The year The Diapason first published an editorial calling on organbuilders to lighten up was the year the Boy Scouts of America was founded, when the U.S. Senate granted former President Teddy Roosevelt a pension of $10,000, when the Union of South Africa was founded as a union within the British Empire, when German bacteriologist Paul Ehrlich announced a definitive cure for syphilis, and when Alva Fisher patented the first complete, self-contained electric washing machine.

Back toward the middle
Shortly after I graduated from Oberlin, I was involved in releathering a large organ by Aeolian-Skinner. I was intrigued by its expressive capabilities, but didn’t understand them and certainly didn’t know how to use them. And shortly after that graduation, I was involved in the installation of a large Flentrop organ—a glorious looking thing with polished façade, gilded pipe shades, and of course mechanical action. A shipping container (arriving in Cleveland on a Greek ship delightfully named Calliope) was delivered to the church. It was a full day’s work to unload the container, each piece of the organ being carried up the large stone stair from the street, and I’ll not forget the significance of noticing that the hundredth or so load I carried was a stack of Swell shutters.
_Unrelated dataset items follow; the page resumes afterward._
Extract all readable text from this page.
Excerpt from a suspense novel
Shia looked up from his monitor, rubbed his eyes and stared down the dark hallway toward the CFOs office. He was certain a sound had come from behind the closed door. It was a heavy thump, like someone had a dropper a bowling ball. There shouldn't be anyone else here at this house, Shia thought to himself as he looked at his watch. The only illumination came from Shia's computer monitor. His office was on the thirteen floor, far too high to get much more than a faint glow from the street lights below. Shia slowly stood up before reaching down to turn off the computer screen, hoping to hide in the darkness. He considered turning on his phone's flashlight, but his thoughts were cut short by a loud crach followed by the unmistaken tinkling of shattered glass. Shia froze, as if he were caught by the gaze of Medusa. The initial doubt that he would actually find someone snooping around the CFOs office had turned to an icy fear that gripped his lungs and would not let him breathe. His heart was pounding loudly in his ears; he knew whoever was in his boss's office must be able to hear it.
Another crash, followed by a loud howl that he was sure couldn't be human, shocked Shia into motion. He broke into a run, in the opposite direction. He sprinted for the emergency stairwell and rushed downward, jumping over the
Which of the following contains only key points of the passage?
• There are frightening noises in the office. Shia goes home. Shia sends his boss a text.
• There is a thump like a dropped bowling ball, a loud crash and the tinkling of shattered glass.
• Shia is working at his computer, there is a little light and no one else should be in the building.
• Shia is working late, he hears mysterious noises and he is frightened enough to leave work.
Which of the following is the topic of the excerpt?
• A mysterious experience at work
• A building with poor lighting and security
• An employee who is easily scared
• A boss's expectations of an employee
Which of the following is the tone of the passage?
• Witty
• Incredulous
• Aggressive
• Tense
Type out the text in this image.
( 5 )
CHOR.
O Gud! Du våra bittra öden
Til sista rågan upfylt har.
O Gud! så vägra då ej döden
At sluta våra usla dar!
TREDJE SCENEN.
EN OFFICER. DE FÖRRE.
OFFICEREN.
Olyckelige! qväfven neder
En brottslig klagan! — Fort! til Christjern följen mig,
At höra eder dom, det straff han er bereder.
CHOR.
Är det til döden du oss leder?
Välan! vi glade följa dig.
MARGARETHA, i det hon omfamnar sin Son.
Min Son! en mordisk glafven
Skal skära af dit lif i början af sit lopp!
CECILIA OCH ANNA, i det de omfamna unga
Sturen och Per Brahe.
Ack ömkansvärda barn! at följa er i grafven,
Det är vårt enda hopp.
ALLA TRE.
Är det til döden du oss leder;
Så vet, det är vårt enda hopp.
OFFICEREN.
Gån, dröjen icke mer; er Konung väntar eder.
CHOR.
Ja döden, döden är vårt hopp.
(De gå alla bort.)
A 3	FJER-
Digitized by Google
A few trips later, a box of pipes labeled Celeste.
Thirty years later, I’ve realized that the real reason we worked so hard not to use our thumbs when we played was that we’d need them to push pistons.
Let’s celebrate good organs. Good organs are machines that have wind supplies and beautifully voiced pipes. They have valves that allow musicians to run air through those beautifully voiced pipes. I don’t care if those valves are opened by levers, magnets, pneumatic motors, or sheer will power. What goes around comes around. Never throw out a necktie.
What will they write on the first page of issue 2400 of The Diapason, December 2109? If there are pipe organs to celebrate in 2109, it will be because we got it right today.